Basically this last two are around getting to a marketplace of what works for the individual student so that it’s not just one provider and one way of doing it and so we don’t think of scale as scaling one solution across the – the take away, I think, is that one size fits all is really one size fits none and that you want students to be able to get what works for them and what they need at any given time and that is a very different then, look at the use of data in the system. Rather from a summative how much did we mess up on? And how much did we get right, look at it, to informing what actually works to improve the system and learn from itself over time so that we can learn what these difference are and, uh, and create better opportunities for learning going forward for each individual student rather than looking at the school or the teacher level. So, I will leave it there, I think, but thank you.

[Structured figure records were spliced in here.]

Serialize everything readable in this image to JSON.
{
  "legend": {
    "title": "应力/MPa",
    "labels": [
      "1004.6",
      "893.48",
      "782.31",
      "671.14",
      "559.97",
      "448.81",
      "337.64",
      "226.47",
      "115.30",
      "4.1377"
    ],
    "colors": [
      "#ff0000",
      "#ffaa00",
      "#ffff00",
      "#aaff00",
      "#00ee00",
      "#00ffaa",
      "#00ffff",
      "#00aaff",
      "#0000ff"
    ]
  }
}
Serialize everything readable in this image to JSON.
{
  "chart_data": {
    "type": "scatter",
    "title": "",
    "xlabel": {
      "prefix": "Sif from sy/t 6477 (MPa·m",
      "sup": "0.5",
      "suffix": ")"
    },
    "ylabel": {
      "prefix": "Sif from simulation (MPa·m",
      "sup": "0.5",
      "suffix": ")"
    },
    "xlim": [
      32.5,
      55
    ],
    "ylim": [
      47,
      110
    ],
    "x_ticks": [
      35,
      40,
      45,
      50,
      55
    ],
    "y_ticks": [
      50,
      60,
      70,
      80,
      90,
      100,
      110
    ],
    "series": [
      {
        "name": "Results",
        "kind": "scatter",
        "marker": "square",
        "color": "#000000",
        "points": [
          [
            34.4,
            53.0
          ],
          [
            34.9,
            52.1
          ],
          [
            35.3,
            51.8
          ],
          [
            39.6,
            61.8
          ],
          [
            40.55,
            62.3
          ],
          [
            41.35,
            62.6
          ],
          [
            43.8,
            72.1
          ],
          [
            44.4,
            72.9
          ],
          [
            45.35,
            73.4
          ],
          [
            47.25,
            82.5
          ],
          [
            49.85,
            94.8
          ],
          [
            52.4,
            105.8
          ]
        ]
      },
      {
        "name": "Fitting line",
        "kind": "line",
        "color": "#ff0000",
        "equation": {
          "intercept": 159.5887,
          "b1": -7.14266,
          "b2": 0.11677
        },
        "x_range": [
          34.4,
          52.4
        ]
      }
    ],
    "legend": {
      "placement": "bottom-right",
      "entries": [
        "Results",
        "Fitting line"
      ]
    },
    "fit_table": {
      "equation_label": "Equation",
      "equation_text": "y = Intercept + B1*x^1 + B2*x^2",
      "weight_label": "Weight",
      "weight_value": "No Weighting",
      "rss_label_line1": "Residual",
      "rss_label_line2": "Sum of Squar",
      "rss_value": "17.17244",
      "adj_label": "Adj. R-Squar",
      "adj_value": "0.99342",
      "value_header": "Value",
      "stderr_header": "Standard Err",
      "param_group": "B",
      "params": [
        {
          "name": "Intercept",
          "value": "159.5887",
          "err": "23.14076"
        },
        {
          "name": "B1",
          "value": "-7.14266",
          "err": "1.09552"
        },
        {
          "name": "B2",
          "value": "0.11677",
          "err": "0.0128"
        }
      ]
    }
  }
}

PT: Terrific. Um, All right. We’re going to move lunch till 12:30, if that’s okay with everybody. There’s plenty more snacks over here for anyone who wants to fill up with carbs. Um, But I think we – we’ll get back onto schedule by starting the next session, if that’s okay. And, uh, so, um, let me see, who’s in charge of the next –
??: I think you are.
PT: Oh, I’m in charge of the next.
??: No, no, no.
PT: No, no, no. What we hope to accomplish. We already did that. Right. Camilla, so what is an --
??: Whatever that means (laughs).
PT: Yeah, that means we’re going to now try to focus our discussion for a period of time on everyone kind of saying what – given that we’re looking – first of all, I’m going to just have a little preamble. And this kind of came through an e-mail from Andrea Chiba that I got and that is just the idea that if we look at lifetime learning, rather than K through 12, our lifetimes are longer, um, by the time the children who are born now really are going to graduate from high school, graduate from college, get into the work force or whatever, it’s going to be very difficult to predict at this point what it is that they’re going to need to know in terms of content. So I’m just going to set the preamble by saying that, um, if we think about the solutions that we’re hoping to come up with in a prize, um, can we begin to think about, when we think about what constitutes, um, a good education, if we can broaden that to think much more broadly about what kind of citizens, what kind of people are going to be needed in the future, given that we don’t know the future.